Software as a Service (SaaS) and the Elastic Database
Software-as-a-service (SaaS) applications need versatility and flexibility and need the ability to focus on end-user solutions and not have to worry about managing databases, schemas and sizing requirements. The Microsoft Azure SQL Data Warehouse is designed to provide flexibility for the growth needed at the time. Different workloads that continually change over time have unpredictable database resource consumption. That is why the elastic database model provides users with the ability to pool resources to be leveraged among a single or groups of databases.

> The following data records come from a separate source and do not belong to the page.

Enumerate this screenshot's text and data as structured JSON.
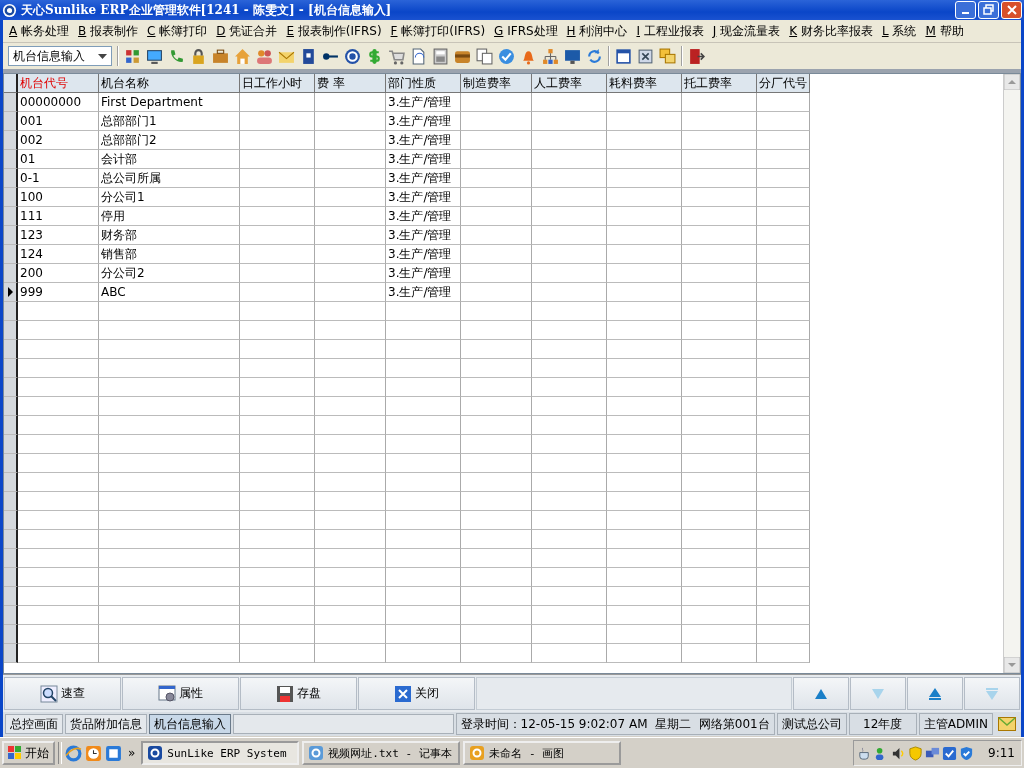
{
  "window": {
    "title": "天心Sunlike ERP企业管理软件[1241 - 陈雯文] - [机台信息输入]"
  },
  "menu": [
    {
      "key": "A",
      "label": "帐务处理"
    },
    {
      "key": "B",
      "label": "报表制作"
    },
    {
      "key": "C",
      "label": "帐簿打印"
    },
    {
      "key": "D",
      "label": "凭证合并"
    },
    {
      "key": "E",
      "label": "报表制作(IFRS)"
    },
    {
      "key": "F",
      "label": "帐簿打印(IFRS)"
    },
    {
      "key": "G",
      "label": "IFRS处理"
    },
    {
      "key": "H",
      "label": "利润中心"
    },
    {
      "key": "I",
      "label": "工程业报表"
    },
    {
      "key": "J",
      "label": "现金流量表"
    },
    {
      "key": "K",
      "label": "财务比率报表"
    },
    {
      "key": "L",
      "label": "系统"
    },
    {
      "key": "M",
      "label": "帮助"
    }
  ],
  "toolbar": {
    "dropdown": {
      "value": "机台信息输入"
    }
  },
  "table": {
    "columns": [
      {
        "label": "机台代号",
        "required": true
      },
      {
        "label": "机台名称",
        "required": false
      },
      {
        "label": "日工作小时",
        "required": false
      },
      {
        "label": "费  率",
        "required": false
      },
      {
        "label": "部门性质",
        "required": false
      },
      {
        "label": "制造费率",
        "required": false
      },
      {
        "label": "人工费率",
        "required": false
      },
      {
        "label": "耗料费率",
        "required": false
      },
      {
        "label": "托工费率",
        "required": false
      },
      {
        "label": "分厂代号",
        "required": false
      }
    ],
    "rows": [
      {
        "code": "00000000",
        "name": "First Department",
        "type": "3.生产/管理",
        "selected": false
      },
      {
        "code": "001",
        "name": "总部部门1",
        "type": "3.生产/管理",
        "selected": false
      },
      {
        "code": "002",
        "name": "总部部门2",
        "type": "3.生产/管理",
        "selected": false
      },
      {
        "code": "01",
        "name": "会计部",
        "type": "3.生产/管理",
        "selected": false
      },
      {
        "code": "0-1",
        "name": "总公司所属",
        "type": "3.生产/管理",
        "selected": false
      },
      {
        "code": "100",
        "name": "分公司1",
        "type": "3.生产/管理",
        "selected": false
      },
      {
        "code": "111",
        "name": "停用",
        "type": "3.生产/管理",
        "selected": false
      },
      {
        "code": "123",
        "name": "财务部",
        "type": "3.生产/管理",
        "selected": false
      },
      {
        "code": "124",
        "name": "销售部",
        "type": "3.生产/管理",
        "selected": false
      },
      {
        "code": "200",
        "name": "分公司2",
        "type": "3.生产/管理",
        "selected": false
      },
      {
        "code": "999",
        "name": "ABC",
        "type": "3.生产/管理",
        "selected": true
      }
    ]
  },
  "buttons": [
    {
      "kind": "search",
      "label": "速查"
    },
    {
      "kind": "properties",
      "label": "属性"
    },
    {
      "kind": "save",
      "label": "存盘"
    },
    {
      "kind": "close",
      "label": "关闭"
    }
  ],
  "nav_buttons": [
    {
      "kind": "up",
      "disabled": false
    },
    {
      "kind": "down",
      "disabled": true
    },
    {
      "kind": "top",
      "disabled": false
    },
    {
      "kind": "bottom",
      "disabled": true
    }
  ],
  "tabs": [
    {
      "label": "总控画面",
      "selected": false
    },
    {
      "label": "货品附加信息",
      "selected": false
    },
    {
      "label": "机台信息输入",
      "selected": true
    }
  ],
  "status_bar": {
    "login": "登录时间：12-05-15 9:02:07 AM  星期二  网络第001台",
    "company": "测试总公司",
    "year": "12年度",
    "user": "主管ADMIN"
  },
  "taskbar": {
    "start": "开始",
    "more": "»",
    "tasks": [
      {
        "label": "SunLike ERP System",
        "selected": true
      },
      {
        "label": "视频网址.txt - 记事本",
        "selected": false
      },
      {
        "label": "未命名 - 画图",
        "selected": false
      }
    ],
    "clock": "9:11"
  }
}
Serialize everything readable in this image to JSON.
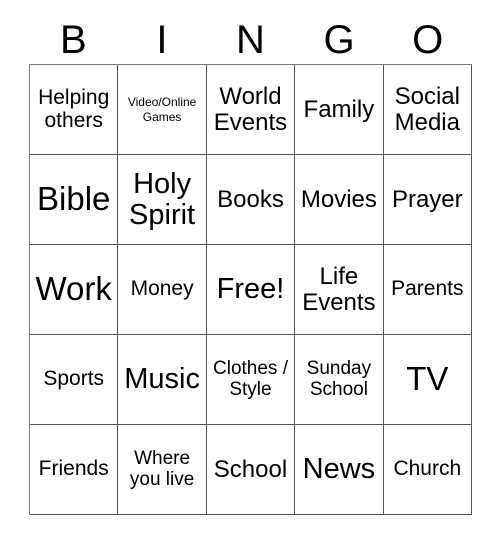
{
  "card": {
    "header_letters": [
      "B",
      "I",
      "N",
      "G",
      "O"
    ],
    "rows": [
      [
        {
          "label": "Helping others",
          "size": "md"
        },
        {
          "label": "Video/Online Games",
          "size": "xs"
        },
        {
          "label": "World Events",
          "size": "lg"
        },
        {
          "label": "Family",
          "size": "lg"
        },
        {
          "label": "Social Media",
          "size": "lg"
        }
      ],
      [
        {
          "label": "Bible",
          "size": "xxl"
        },
        {
          "label": "Holy Spirit",
          "size": "xl"
        },
        {
          "label": "Books",
          "size": "lg"
        },
        {
          "label": "Movies",
          "size": "lg"
        },
        {
          "label": "Prayer",
          "size": "lg"
        }
      ],
      [
        {
          "label": "Work",
          "size": "xxl"
        },
        {
          "label": "Money",
          "size": "md"
        },
        {
          "label": "Free!",
          "size": "xl"
        },
        {
          "label": "Life Events",
          "size": "lg"
        },
        {
          "label": "Parents",
          "size": "md"
        }
      ],
      [
        {
          "label": "Sports",
          "size": "md"
        },
        {
          "label": "Music",
          "size": "xl"
        },
        {
          "label": "Clothes / Style",
          "size": "sm"
        },
        {
          "label": "Sunday School",
          "size": "sm"
        },
        {
          "label": "TV",
          "size": "xxl"
        }
      ],
      [
        {
          "label": "Friends",
          "size": "md"
        },
        {
          "label": "Where you live",
          "size": "sm"
        },
        {
          "label": "School",
          "size": "lg"
        },
        {
          "label": "News",
          "size": "xl"
        },
        {
          "label": "Church",
          "size": "md"
        }
      ]
    ],
    "free_space_label": "Free!",
    "colors": {
      "background": "#ffffff",
      "text": "#000000",
      "grid_line": "#555555"
    }
  }
}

The idea of using the resources you need, when you need them, and not having to worry about provisioning and predicting the unpredictable is priceless. The most important thing a system can do for its users is to give them the space they need.
Azure Data Lake
The future of computing is data! Not data on any particular system or structure, but simply data that resides anywhere in the enterprise. That is why Microsoft has created the Azure SQL Data Warehouse to store relational data in the cloud and the Azure SQL Data Lake unstructured data. A data lake is comprised of raw data that can be all types of data in its native format. This includes all data types and can consist of traditional structured data, unstructured data and semi-structured data. The Azure Data Lake is a data store for big data analytics. This great idea gives users the ability to have the best of all data worlds, thus mixing on-premise traditional systems with Hadoop HDFS file systems. In the Azure data lake, there are plenty of fish in the sea because this lake can store every type of data with no fixed limits on account size or file size. The Azure Data Lake is a Hadoop File System compatible with HDFS. It is integrated with Azure HDInsight, Revolution-R Enterprise, Hortonworks and Cloudera.
Azure Disaster Recovery
The Microsoft Azure cloud provides data availability with built-in replicas and a competitive 99.99% Service Level Agreement at the database level. Instead of worrying about a disaster, you can count on an estimated 360x lower disaster recovery objectives. Microsoft uses something called active geo-replication, which gives users the ability to create up to 4 readable secondaries in any Microsoft Azure region, and additionally they give users control when and where to failover. Currently, users have up to 35 days of backups available for recovery.
Security and Compliance
The Microsoft Azure cloud provides security and compliance-related tasks through a wide variety of features. Users can implement database level security such as database auditing, views, row-level security, data masking and encryption. And of course Microsoft Azure has independently verified cloud security and compliance through key cloud auditors as part of the scope of key Azure compliance certifications and approvals such as HIPAA BAA, E.U. Model Clauses, ISO/IEC 27001:2005 and FedRAMP. Some companies actually feel safer on the cloud than in their own on-premises data centers.
How to Get an EXPLAIN Plan
You can get an explain by placing the keyword EXPLAIN in front of any SQL. You can also hit the function key 6 (F6). If you are using the Nexus Chameleon you can click on the magnifying glass near the EXECUTE button.